You have to respect a book that wears its themes on its bloody sleeve. Tell Me I’m Worthless tells you outright that at the rotten core of this haunted house story is fascism, which lives everywhere, from the foundation of your apartment building to the intangible floating around your computer screen. However terrifying it is to read about those concentrations of rot, it’s extremely cathartic to see them unflinchingly confronted. If you want to get unabashedly intense for Halloween, eschewing the comfortably spooky for the downright horrifying, Rumfitt has written the nightmare for you. Alison Rumfitt will join the Small Trans Library to discuss trans horror on November 1st, so you can hear more about this modern gothic masterpiece at: tinyurl.com/STLhorror

Hear more from James at our live audience festival event Your Favourite Trans Writer on November 14th, where he will be moderating a discussion with Irish trans writers Aoife Martin, Kit Fryatt and Fiona Leigh.

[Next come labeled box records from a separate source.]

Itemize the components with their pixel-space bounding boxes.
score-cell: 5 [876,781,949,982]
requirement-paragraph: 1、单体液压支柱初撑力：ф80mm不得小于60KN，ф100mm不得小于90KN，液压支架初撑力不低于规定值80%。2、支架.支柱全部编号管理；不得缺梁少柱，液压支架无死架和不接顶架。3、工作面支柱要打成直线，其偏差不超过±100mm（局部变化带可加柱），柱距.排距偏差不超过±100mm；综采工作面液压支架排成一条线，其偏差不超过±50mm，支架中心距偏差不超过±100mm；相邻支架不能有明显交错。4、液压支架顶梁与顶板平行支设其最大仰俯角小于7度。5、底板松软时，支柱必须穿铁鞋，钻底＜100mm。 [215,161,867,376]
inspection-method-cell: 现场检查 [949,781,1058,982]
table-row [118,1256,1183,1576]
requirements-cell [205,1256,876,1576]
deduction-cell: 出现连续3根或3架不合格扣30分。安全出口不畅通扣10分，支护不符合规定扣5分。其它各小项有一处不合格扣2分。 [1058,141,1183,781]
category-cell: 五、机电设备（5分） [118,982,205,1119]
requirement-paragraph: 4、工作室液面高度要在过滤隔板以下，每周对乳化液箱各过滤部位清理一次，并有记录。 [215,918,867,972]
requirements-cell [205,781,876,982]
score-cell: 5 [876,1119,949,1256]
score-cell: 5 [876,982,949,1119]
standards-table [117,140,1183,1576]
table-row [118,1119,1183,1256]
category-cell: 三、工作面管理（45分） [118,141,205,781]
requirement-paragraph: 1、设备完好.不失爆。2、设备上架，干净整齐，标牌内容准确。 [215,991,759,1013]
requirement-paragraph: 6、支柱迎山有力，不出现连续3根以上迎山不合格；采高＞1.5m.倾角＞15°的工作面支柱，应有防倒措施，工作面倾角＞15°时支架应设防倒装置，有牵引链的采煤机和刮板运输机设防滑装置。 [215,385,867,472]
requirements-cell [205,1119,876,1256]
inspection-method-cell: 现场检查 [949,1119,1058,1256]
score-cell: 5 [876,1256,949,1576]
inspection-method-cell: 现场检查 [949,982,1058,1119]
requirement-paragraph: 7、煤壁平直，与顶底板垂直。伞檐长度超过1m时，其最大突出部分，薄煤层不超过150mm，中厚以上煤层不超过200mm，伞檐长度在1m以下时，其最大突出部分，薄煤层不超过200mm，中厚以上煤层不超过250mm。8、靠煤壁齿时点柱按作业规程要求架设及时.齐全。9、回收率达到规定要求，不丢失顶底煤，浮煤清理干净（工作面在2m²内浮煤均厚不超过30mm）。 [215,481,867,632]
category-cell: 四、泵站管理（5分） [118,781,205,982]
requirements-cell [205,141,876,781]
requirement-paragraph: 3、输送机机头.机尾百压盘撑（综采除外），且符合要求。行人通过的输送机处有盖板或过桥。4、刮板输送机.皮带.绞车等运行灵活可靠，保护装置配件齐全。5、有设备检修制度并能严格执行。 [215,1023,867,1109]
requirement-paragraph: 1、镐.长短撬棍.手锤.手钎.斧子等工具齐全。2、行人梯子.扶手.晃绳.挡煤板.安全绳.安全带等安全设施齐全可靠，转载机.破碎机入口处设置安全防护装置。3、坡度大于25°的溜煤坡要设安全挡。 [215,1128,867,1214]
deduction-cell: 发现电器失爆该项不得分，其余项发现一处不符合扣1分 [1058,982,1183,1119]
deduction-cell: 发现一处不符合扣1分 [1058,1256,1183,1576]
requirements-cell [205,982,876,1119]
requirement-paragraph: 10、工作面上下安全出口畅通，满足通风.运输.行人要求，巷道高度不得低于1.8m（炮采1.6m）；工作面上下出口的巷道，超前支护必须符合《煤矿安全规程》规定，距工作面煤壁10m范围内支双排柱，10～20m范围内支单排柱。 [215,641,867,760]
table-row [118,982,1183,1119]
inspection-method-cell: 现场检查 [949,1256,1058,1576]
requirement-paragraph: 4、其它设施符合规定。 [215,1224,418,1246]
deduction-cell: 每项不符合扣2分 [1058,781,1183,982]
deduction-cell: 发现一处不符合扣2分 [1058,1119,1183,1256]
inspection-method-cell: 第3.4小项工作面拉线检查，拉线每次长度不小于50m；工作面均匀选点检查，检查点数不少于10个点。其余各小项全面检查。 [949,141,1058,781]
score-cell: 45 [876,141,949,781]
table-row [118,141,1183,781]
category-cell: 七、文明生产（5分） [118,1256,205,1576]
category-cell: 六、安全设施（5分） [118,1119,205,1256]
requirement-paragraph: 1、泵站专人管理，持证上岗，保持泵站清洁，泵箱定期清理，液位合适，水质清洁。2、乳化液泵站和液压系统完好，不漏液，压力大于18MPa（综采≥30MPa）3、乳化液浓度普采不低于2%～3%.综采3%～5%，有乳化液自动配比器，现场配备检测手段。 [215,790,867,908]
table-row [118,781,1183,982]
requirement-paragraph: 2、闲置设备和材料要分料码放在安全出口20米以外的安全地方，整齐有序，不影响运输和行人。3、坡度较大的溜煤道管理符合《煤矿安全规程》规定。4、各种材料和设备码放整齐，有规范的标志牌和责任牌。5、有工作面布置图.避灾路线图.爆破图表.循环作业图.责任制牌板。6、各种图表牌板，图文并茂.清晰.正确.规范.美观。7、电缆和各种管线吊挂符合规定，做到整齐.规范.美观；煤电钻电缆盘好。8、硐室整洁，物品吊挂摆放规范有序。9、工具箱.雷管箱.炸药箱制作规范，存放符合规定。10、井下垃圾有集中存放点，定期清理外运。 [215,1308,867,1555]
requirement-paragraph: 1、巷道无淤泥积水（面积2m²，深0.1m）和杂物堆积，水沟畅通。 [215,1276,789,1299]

Neil Hegarty recommends The Haunting of Hill House by Shirley Jackson (Penguin Classics)

For many readers, Shirley Jackson’s The Haunting of Hill House is the ultimate tale of terror. Rapt, we read on – but the true chill comes, perhaps, from the doubts that Jackson instills in her readers’ minds. Is Hill House itself truly a place of horror? – or does this horror and madness lie in the minds and hearts of the people who live there?

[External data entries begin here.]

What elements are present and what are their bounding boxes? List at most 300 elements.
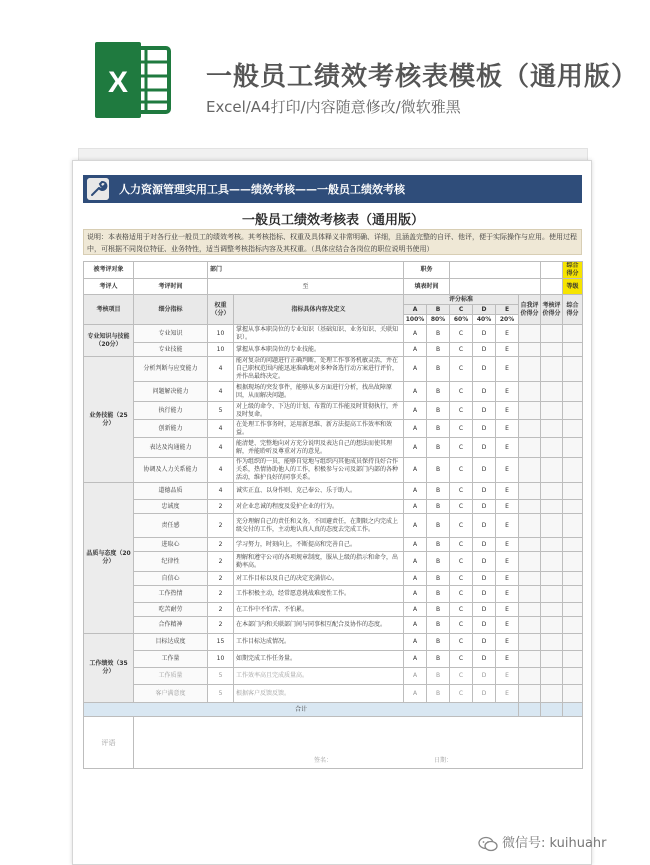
grade-option[interactable]: E: [496, 685, 519, 703]
index-name: 专业技能: [134, 343, 208, 357]
self-score-cell[interactable]: [519, 538, 541, 552]
index-name: 自信心: [134, 572, 208, 586]
index-definition: 诚实正直、以身作则、克己奉公、乐于助人。: [234, 483, 404, 500]
index-weight: 2: [208, 617, 234, 634]
grade-option[interactable]: A: [404, 420, 427, 438]
table-row: [84, 500, 583, 514]
index-definition: 充分理解自己的责任和义务，不回避责任，在期限之内完成上级交付的工作，主动地认真人真的态度去完成工作。: [234, 514, 404, 538]
index-weight: 5: [208, 402, 234, 420]
total-score-cell[interactable]: [563, 651, 583, 668]
rater-score-cell[interactable]: [541, 617, 563, 634]
grade-option[interactable]: A: [404, 357, 427, 382]
grade-option[interactable]: A: [404, 651, 427, 668]
index-weight: 2: [208, 514, 234, 538]
grade-percent: 80%: [427, 315, 450, 325]
grade-percent: 20%: [496, 315, 519, 325]
grade-option[interactable]: C: [450, 438, 473, 458]
tool-banner: [83, 175, 582, 203]
excel-icon-letter: X: [107, 66, 129, 99]
index-name: 责任感: [134, 514, 208, 538]
rater-score-cell[interactable]: [541, 500, 563, 514]
fill-time-input[interactable]: [450, 279, 541, 295]
grade-option[interactable]: D: [473, 617, 496, 634]
info-row: [84, 279, 583, 295]
total-score-cell[interactable]: [563, 382, 583, 402]
total-score-cell[interactable]: [563, 572, 583, 586]
self-score-cell[interactable]: [519, 357, 541, 382]
total-score-cell[interactable]: [563, 420, 583, 438]
form-title: 一般员工绩效考核表（通用版）: [241, 213, 424, 228]
excel-icon: [93, 40, 173, 120]
grade-letter: C: [450, 305, 473, 315]
banner-title: 人力资源管理实用工具——绩效考核——一般员工绩效考核: [119, 183, 405, 196]
form-description: 说明：本表格适用于对各行业一般员工的绩效考核。其考核指标、权重及具体释义非常明确、详细，且涵盖完整的自评、他评，便于实际操作与应用。使用过程中，可根据不同岗位特征、业务特性，适当调整考核指标内容及其权重。（具体应结合各岗位的职位说明书使用）: [83, 229, 582, 255]
grade-option[interactable]: D: [473, 538, 496, 552]
header-row: [84, 295, 583, 305]
total-score-cell[interactable]: [563, 438, 583, 458]
index-definition: 在本部门内和关联部门间与同事相互配合及协作的态度。: [234, 617, 404, 634]
eval-time-label: 考评时间: [134, 279, 208, 295]
category-name: 工作绩效（35分）: [84, 634, 134, 703]
grade-option[interactable]: A: [404, 572, 427, 586]
grade-option[interactable]: C: [450, 634, 473, 651]
grade-option[interactable]: B: [427, 382, 450, 402]
grade-option[interactable]: A: [404, 514, 427, 538]
rater-score-cell[interactable]: [541, 514, 563, 538]
grade-option[interactable]: A: [404, 500, 427, 514]
grade-option[interactable]: B: [427, 651, 450, 668]
total-row: [84, 703, 583, 717]
index-definition: 工作积极主动，经常愿意挑战难度性工作。: [234, 586, 404, 603]
rater-score-cell[interactable]: [541, 458, 563, 483]
index-definition: 在工作中不怕苦、不怕累。: [234, 603, 404, 617]
grade-option[interactable]: C: [450, 382, 473, 402]
index-name: 创新能力: [134, 420, 208, 438]
grade-option[interactable]: D: [473, 514, 496, 538]
grade-option[interactable]: A: [404, 438, 427, 458]
self-score-cell[interactable]: [519, 651, 541, 668]
grade-option[interactable]: E: [496, 572, 519, 586]
grade-option[interactable]: D: [473, 603, 496, 617]
grade-option[interactable]: A: [404, 552, 427, 572]
grade-option[interactable]: D: [473, 483, 496, 500]
grade-option[interactable]: A: [404, 458, 427, 483]
self-score-cell[interactable]: [519, 634, 541, 651]
grade-option[interactable]: D: [473, 685, 496, 703]
evaluatee-label: 被考评对象: [84, 262, 134, 279]
index-weight: 10: [208, 343, 234, 357]
col-header-total: 综合得分: [563, 295, 583, 325]
grade-option[interactable]: B: [427, 500, 450, 514]
index-definition: 学习努力，时刻向上，不断提高和完善自己。: [234, 538, 404, 552]
self-score-cell[interactable]: [519, 586, 541, 603]
rater-score-cell[interactable]: [541, 357, 563, 382]
grade-option[interactable]: B: [427, 603, 450, 617]
total-score-cell[interactable]: [563, 586, 583, 603]
index-name: 分析判断与应变能力: [134, 357, 208, 382]
self-score-cell[interactable]: [519, 343, 541, 357]
table-row: [84, 325, 583, 343]
index-weight: 2: [208, 552, 234, 572]
date-label: 日期：: [434, 757, 453, 764]
index-name: 工作质量: [134, 668, 208, 685]
grade-letter: A: [404, 305, 427, 315]
wechat-icon: [478, 836, 498, 852]
self-score-cell[interactable]: [519, 325, 541, 343]
index-name: 问题解决能力: [134, 382, 208, 402]
index-name: 专业知识: [134, 325, 208, 343]
total-score-cell[interactable]: [563, 552, 583, 572]
table-row: [84, 685, 583, 703]
total-score-cell[interactable]: [563, 668, 583, 685]
table-row: [84, 382, 583, 402]
grade-option[interactable]: E: [496, 514, 519, 538]
col-header-content: 指标具体内容及定义: [234, 295, 404, 325]
index-weight: 5: [208, 685, 234, 703]
grade-option[interactable]: A: [404, 343, 427, 357]
rater-score-cell[interactable]: [541, 420, 563, 438]
index-weight: 2: [208, 586, 234, 603]
grade-option[interactable]: B: [427, 586, 450, 603]
total-score-cell[interactable]: [563, 325, 583, 343]
total-score-cell[interactable]: [563, 538, 583, 552]
grade-option[interactable]: E: [496, 668, 519, 685]
table-row: [84, 438, 583, 458]
grade-option[interactable]: E: [496, 438, 519, 458]
index-weight: 15: [208, 634, 234, 651]
grade-option[interactable]: E: [496, 382, 519, 402]
grade-option[interactable]: D: [473, 668, 496, 685]
grade-option[interactable]: D: [473, 402, 496, 420]
review-area[interactable]: [134, 717, 583, 769]
index-weight: 2: [208, 538, 234, 552]
grade-option[interactable]: A: [404, 382, 427, 402]
self-score-cell[interactable]: [519, 617, 541, 634]
grade-option[interactable]: B: [427, 617, 450, 634]
index-name: 纪律性: [134, 552, 208, 572]
col-header-self: 自我评价得分: [519, 295, 541, 325]
page-title: 一般员工绩效考核表模板（通用版）: [206, 62, 639, 92]
index-definition: 对工作目标以及自己的决定充满信心。: [234, 572, 404, 586]
grade-option[interactable]: D: [473, 634, 496, 651]
index-weight: 4: [208, 458, 234, 483]
total-score-cell[interactable]: [563, 514, 583, 538]
index-definition: 在处理工作事务时，运用新思维、新方法提高工作效率和效益。: [234, 420, 404, 438]
grade-option[interactable]: E: [496, 552, 519, 572]
total-score-cell[interactable]: [519, 703, 541, 717]
col-header-index: 细分指标: [134, 295, 208, 325]
grade-option[interactable]: D: [473, 552, 496, 572]
overall-score-input[interactable]: [541, 262, 563, 279]
total-score-cell[interactable]: [563, 458, 583, 483]
grade-option[interactable]: A: [404, 586, 427, 603]
table-row: [84, 572, 583, 586]
index-definition: 如期完成工作任务量。: [234, 651, 404, 668]
grade-option[interactable]: E: [496, 343, 519, 357]
self-score-cell[interactable]: [519, 458, 541, 483]
total-score-cell[interactable]: [563, 483, 583, 500]
grade-option[interactable]: E: [496, 634, 519, 651]
grade-label: 等级: [563, 279, 583, 295]
grade-percent: 60%: [450, 315, 473, 325]
grade-option[interactable]: E: [496, 586, 519, 603]
self-score-cell[interactable]: [519, 685, 541, 703]
grade-option[interactable]: A: [404, 538, 427, 552]
index-name: 道德品质: [134, 483, 208, 500]
grade-option[interactable]: C: [450, 357, 473, 382]
spreadsheet-preview: [72, 160, 592, 865]
wrench-icon: [87, 178, 109, 200]
self-score-cell[interactable]: [519, 483, 541, 500]
grade-option[interactable]: B: [427, 552, 450, 572]
rater-score-cell[interactable]: [541, 483, 563, 500]
total-score-cell[interactable]: [563, 634, 583, 651]
self-score-cell[interactable]: [519, 552, 541, 572]
self-score-cell[interactable]: [519, 514, 541, 538]
table-row: [84, 420, 583, 438]
total-label: 合计: [84, 703, 519, 717]
total-score-cell[interactable]: [563, 685, 583, 703]
index-name: 工作量: [134, 651, 208, 668]
index-weight: 4: [208, 382, 234, 402]
grade-option[interactable]: B: [427, 438, 450, 458]
index-name: 协调及人力关系能力: [134, 458, 208, 483]
grade-option[interactable]: E: [496, 483, 519, 500]
grade-option[interactable]: D: [473, 420, 496, 438]
grade-option[interactable]: A: [404, 483, 427, 500]
grade-option[interactable]: D: [473, 382, 496, 402]
grade-option[interactable]: E: [496, 325, 519, 343]
index-weight: 4: [208, 357, 234, 382]
total-score-cell[interactable]: [563, 402, 583, 420]
col-header-weight: 权重（分）: [208, 295, 234, 325]
grade-option[interactable]: C: [450, 420, 473, 438]
position-input[interactable]: [450, 262, 541, 279]
eval-time-to: 至: [208, 279, 404, 295]
rater-score-cell[interactable]: [541, 634, 563, 651]
total-score-cell[interactable]: [541, 703, 563, 717]
index-name: 目标达成度: [134, 634, 208, 651]
grade-option[interactable]: E: [496, 402, 519, 420]
grade-option[interactable]: D: [473, 325, 496, 343]
department-label: 部门: [208, 262, 404, 279]
total-score-cell[interactable]: [563, 603, 583, 617]
grade-percent: 100%: [404, 315, 427, 325]
table-row: [84, 552, 583, 572]
grade-option[interactable]: B: [427, 538, 450, 552]
rater-score-cell[interactable]: [541, 586, 563, 603]
self-score-cell[interactable]: [519, 382, 541, 402]
grade-option[interactable]: E: [496, 617, 519, 634]
signature-label: 签名：: [314, 757, 333, 764]
grade-option[interactable]: C: [450, 538, 473, 552]
grade-option[interactable]: C: [450, 651, 473, 668]
rater-score-cell[interactable]: [541, 651, 563, 668]
total-score-cell[interactable]: [563, 357, 583, 382]
grade-percent: 40%: [473, 315, 496, 325]
grade-option[interactable]: D: [473, 343, 496, 357]
rater-score-cell[interactable]: [541, 603, 563, 617]
grade-option[interactable]: A: [404, 685, 427, 703]
index-definition: 对上级的命令、下达的计划、布置的工作能及时贯彻执行，并及时复命。: [234, 402, 404, 420]
grade-option[interactable]: D: [473, 500, 496, 514]
self-score-cell[interactable]: [519, 402, 541, 420]
index-definition: 根据客户反馈反馈。: [234, 685, 404, 703]
index-name: 进取心: [134, 538, 208, 552]
grade-option[interactable]: C: [450, 552, 473, 572]
index-definition: 能清楚、完整地向对方充分说明及表达自己的想法而使其理解，并能聆听及尊重对方的意见。: [234, 438, 404, 458]
grade-option[interactable]: B: [427, 572, 450, 586]
grade-option[interactable]: A: [404, 634, 427, 651]
self-score-cell[interactable]: [519, 438, 541, 458]
rater-score-cell[interactable]: [541, 685, 563, 703]
page-header: [0, 0, 650, 150]
index-weight: 2: [208, 603, 234, 617]
grade-option[interactable]: C: [450, 617, 473, 634]
grade-option[interactable]: C: [450, 325, 473, 343]
table-row: [84, 668, 583, 685]
self-score-cell[interactable]: [519, 572, 541, 586]
grade-option[interactable]: D: [473, 651, 496, 668]
table-row: [84, 357, 583, 382]
total-score-cell[interactable]: [563, 500, 583, 514]
grade-option[interactable]: C: [450, 572, 473, 586]
index-definition: 根据现场的突发事件，能够从多方面进行分析，找出故障原因，从而解决问题。: [234, 382, 404, 402]
grade-option[interactable]: E: [496, 500, 519, 514]
grade-input[interactable]: [541, 279, 563, 295]
appraisal-table: [83, 261, 583, 769]
rater-score-cell[interactable]: [541, 402, 563, 420]
category-name: 业务技能（25分）: [84, 357, 134, 483]
total-score-cell[interactable]: [563, 617, 583, 634]
overall-score-label: 综合得分: [563, 262, 583, 279]
grade-option[interactable]: A: [404, 402, 427, 420]
grade-option[interactable]: B: [427, 402, 450, 420]
grade-option[interactable]: E: [496, 420, 519, 438]
grade-option[interactable]: C: [450, 668, 473, 685]
total-score-cell[interactable]: [563, 343, 583, 357]
rater-score-cell[interactable]: [541, 325, 563, 343]
grade-option[interactable]: C: [450, 343, 473, 357]
rater-score-cell[interactable]: [541, 538, 563, 552]
total-score-cell[interactable]: [563, 703, 583, 717]
grade-option[interactable]: C: [450, 500, 473, 514]
self-score-cell[interactable]: [519, 603, 541, 617]
index-weight: 4: [208, 483, 234, 500]
index-name: 忠诚度: [134, 500, 208, 514]
index-definition: 作为组织的一员，能够自觉地与组织内其他成员保持良好合作关系，热情协助他人的工作，积极参与公司及部门内部的各种活动，维护良好的同事关系。: [234, 458, 404, 483]
grade-option[interactable]: C: [450, 402, 473, 420]
grade-option[interactable]: C: [450, 483, 473, 500]
self-score-cell[interactable]: [519, 500, 541, 514]
grade-option[interactable]: E: [496, 603, 519, 617]
grade-letter: B: [427, 305, 450, 315]
grade-option[interactable]: D: [473, 572, 496, 586]
grade-option[interactable]: B: [427, 420, 450, 438]
grade-option[interactable]: D: [473, 438, 496, 458]
table-row: [84, 651, 583, 668]
index-definition: 对企业忠诚的程度及爱护企业的行为。: [234, 500, 404, 514]
category-name: 专业知识与技能（20分）: [84, 325, 134, 357]
grade-option[interactable]: D: [473, 586, 496, 603]
grade-option[interactable]: B: [427, 325, 450, 343]
col-header-rater: 考核评价得分: [541, 295, 563, 325]
grade-option[interactable]: A: [404, 617, 427, 634]
index-weight: 2: [208, 500, 234, 514]
grade-option[interactable]: A: [404, 325, 427, 343]
index-definition: 工作效率高且完成质量高。: [234, 668, 404, 685]
table-row: [84, 586, 583, 603]
grade-option[interactable]: B: [427, 343, 450, 357]
self-score-cell[interactable]: [519, 668, 541, 685]
wechat-watermark: [478, 832, 607, 852]
grade-option[interactable]: B: [427, 634, 450, 651]
grade-option[interactable]: E: [496, 357, 519, 382]
index-weight: 10: [208, 651, 234, 668]
grade-option[interactable]: B: [427, 458, 450, 483]
category-name: 品质与态度（20分）: [84, 483, 134, 634]
table-row: [84, 514, 583, 538]
grade-option[interactable]: B: [427, 514, 450, 538]
grade-option[interactable]: C: [450, 603, 473, 617]
grade-option[interactable]: E: [496, 458, 519, 483]
grade-option[interactable]: B: [427, 668, 450, 685]
grade-option[interactable]: B: [427, 685, 450, 703]
index-name: 表达及沟通能力: [134, 438, 208, 458]
table-row: [84, 343, 583, 357]
review-row: [84, 717, 583, 769]
grade-option[interactable]: E: [496, 538, 519, 552]
index-definition: 理解和遵守公司的各项规章制度，服从上级的指示和命令，出勤率高。: [234, 552, 404, 572]
grade-option[interactable]: A: [404, 603, 427, 617]
info-row: [84, 262, 583, 279]
index-weight: 5: [208, 668, 234, 685]
table-row: [84, 603, 583, 617]
evaluator-label: 考评人: [84, 279, 134, 295]
evaluatee-input[interactable]: [134, 262, 208, 279]
rater-score-cell[interactable]: [541, 552, 563, 572]
grade-letter: D: [473, 305, 496, 315]
index-definition: 能对复杂的问题进行正确判断，处理工作事务机敏灵活，并在自己职权范围内能迅速准确地对多种备选行动方案进行评价，并作出最终决定。: [234, 357, 404, 382]
grade-option[interactable]: B: [427, 357, 450, 382]
table-row: [84, 483, 583, 500]
index-name: 执行能力: [134, 402, 208, 420]
col-header-standard: 评分标准: [404, 295, 519, 305]
rater-score-cell[interactable]: [541, 572, 563, 586]
self-score-cell[interactable]: [519, 420, 541, 438]
grade-option[interactable]: B: [427, 483, 450, 500]
rater-score-cell[interactable]: [541, 438, 563, 458]
grade-option[interactable]: A: [404, 668, 427, 685]
rater-score-cell[interactable]: [541, 382, 563, 402]
grade-option[interactable]: E: [496, 651, 519, 668]
grade-option[interactable]: C: [450, 685, 473, 703]
index-name: 吃苦耐劳: [134, 603, 208, 617]
col-header-item: 考核项目: [84, 295, 134, 325]
rater-score-cell[interactable]: [541, 668, 563, 685]
rater-score-cell[interactable]: [541, 343, 563, 357]
grade-option[interactable]: D: [473, 357, 496, 382]
grade-option[interactable]: C: [450, 458, 473, 483]
grade-option[interactable]: D: [473, 458, 496, 483]
index-weight: 4: [208, 438, 234, 458]
grade-option[interactable]: C: [450, 586, 473, 603]
index-name: 工作热情: [134, 586, 208, 603]
watermark-text: 微信号: kuihuahr: [502, 836, 607, 851]
index-definition: 掌握从事本职岗位的专业技能。: [234, 343, 404, 357]
grade-letter: E: [496, 305, 519, 315]
grade-option[interactable]: C: [450, 514, 473, 538]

Hear more from Neil at our online event Queer Love on November 8th where he and Emma Donoghue will be in conversation with Paul McVeigh.


Muireann Ní Chíobháin recommends Have You Seen The Dublin Vampire by Úna Woods (The O’ Brien Press)

My two year old and I have been enjoying this spooky tale over the last few weeks. It’s the perfect ‘gentle spook’ for a small child to enjoy at Halloween. The smiling ghosts, cheeky vampire and bats and cats in all our favourite Dublin spots is a fun introduction to spookiness on our first proper Halloween. A great Irish read for parents of young kids.

Hear more from Muireann at our online festival event Eoinín on November 13th, a bilingual storytelling session with plenty of room for discussion after.


Sarah Webb recommends Mr Spicebag by Freddie Alexander, illustrated by Helen O’Higgins  (HarperCollins)

Readers of age 9+ will love Mr Spicebag. It starts: ‘George lived in a small town where everyone was obsessed with spice bags. Well nearly everyone.’ and it’s a cracking fantasy adventure novel featuring a ten-year-old boy who has a magical talent for putting spices together to create new spells. When he’s forced to work for the owner of the local chipper, Mr Spicebag, he gets caught up in a plot to take over the world by changing everyone into animals. Funny and creative, with terrific line drawings by Helen O’Higgins, this is a wonderful debut.

Sarah is doing an event with Rathmines library as part of our Schools Programme which is now fully booked out.


So there you have it folks, plenty of great reads to get you in the mood for Halloween, and plenty of great literary events to look forward to over the coming weeks!